N.04
Luglio/Agosto 2006

Dalla realizzazione di sé al dono di sé in Cristo

Cosa pensano i giovani della vocazione?

Una recente ricerca realizzata dal prof. Franco Garelli, preside della facoltà di Scienze Politiche dell’Università di Torino, e pubblicata dalle Edizioni San Paolo [1] si è interessata di cosa pensano i giovani italiani di fronte alla realtà della vocazione.

L’inchiesta, fatta su un campione rappresentativo di oltre mille giovani di età compresa tra i 16 e i 29 anni, ha messo in evidenza alcuni aspetti che mi sembra utile evidenziare per sintonizzarci con ciò che pensano i giovani quando vengono interrogati circa la vocazione e le vocazioni. Questo ci aiuta a metterci in ascolto della loro realtà e delle domande presenti nel loro cuore, ma forse troppo assopite, o non ascoltate.

Anche i media hanno dato una certa rilevanza a questa indagine presentata in occasione della scorsa Giornata Mondiale di Preghiera per le Vocazioni, segno che qualche “sorpresa” sembra esserci. Da essa emerge con chiarezza (ed è questo probabilmente che ha richiamato l’attenzione dei media) come la dimensione vocazione non sia estranea all’orizzonte dei nostri giovani [2].
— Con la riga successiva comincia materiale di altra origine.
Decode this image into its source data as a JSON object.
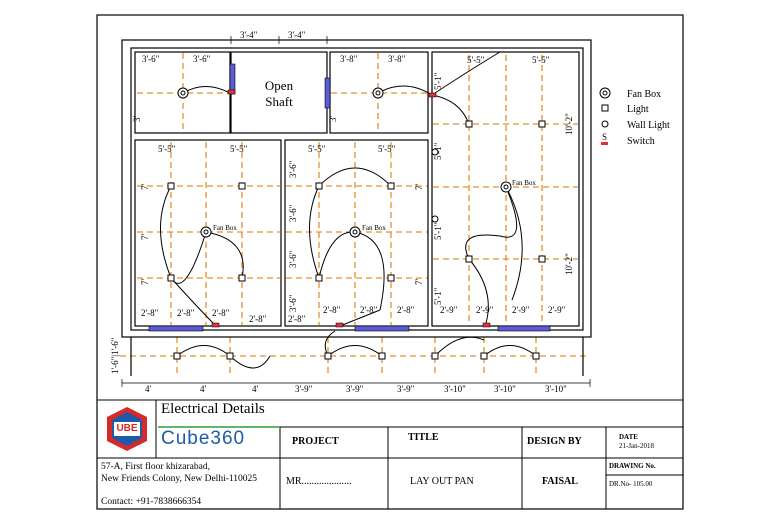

Tra quelli intervistati, uno su dieci ha considerato nel periodo dell’adolescenza l’idea di farsi prete, religioso o suora o missionario, ma dichiara di aver abbandonato l’idea in meno di un anno, perché per intraprendere questa via occorre rinunciare a troppe cose e per sempre, ma anche perché non ha avuto figure di riferimento con cui confrontarsi. L’idea si è affacciata alla mente in seguito ad un’esperienza “forte”: una particolare vicenda personale (crisi esistenziale o amorosa, conflitti familiari) o un’importante esperienza religiosa (pellegrinaggi, gruppi di preghiera, ritiri spirituali, esperienze estive e missionarie). In generale, i giovani intervistati:

– pensano alla realtà vocazione come “una inclinazione o un talento personale”;

– comprendono la vocazione in termini di autorealizzazione della propria vita, autodeterminazione e autocostruzione;

– non concepiscono una scelta fatta una volta per sempre;

– vedono normale la reversibilità degli impegni presi.

 

Per molti vocazione significa l’esigenza di interrogarsi su chi si è e su cosa si vuole dalla vita, su ciò a cui si è portati o a cui ci si sente chiamati. Ma il venir meno dell’orizzonte religioso, specifico di ogni vocazione, non permette loro di andare al di là di se stessi, per comprendersi in un progetto che li precede e li accompagna.

Lo scoglio più difficile da superare è rappresentato dalla condizione di solitudine che deriva dalla scelta di consacrazione e dall’impossibilità di formarsi una famiglia ed avere figli.

Fare una scelta di vita la si ritiene una responsabilità eccessiva. Ciò che più li spaventa non è il pensare ad una scelta di vita, ma comprendere come questa si possa realizzare.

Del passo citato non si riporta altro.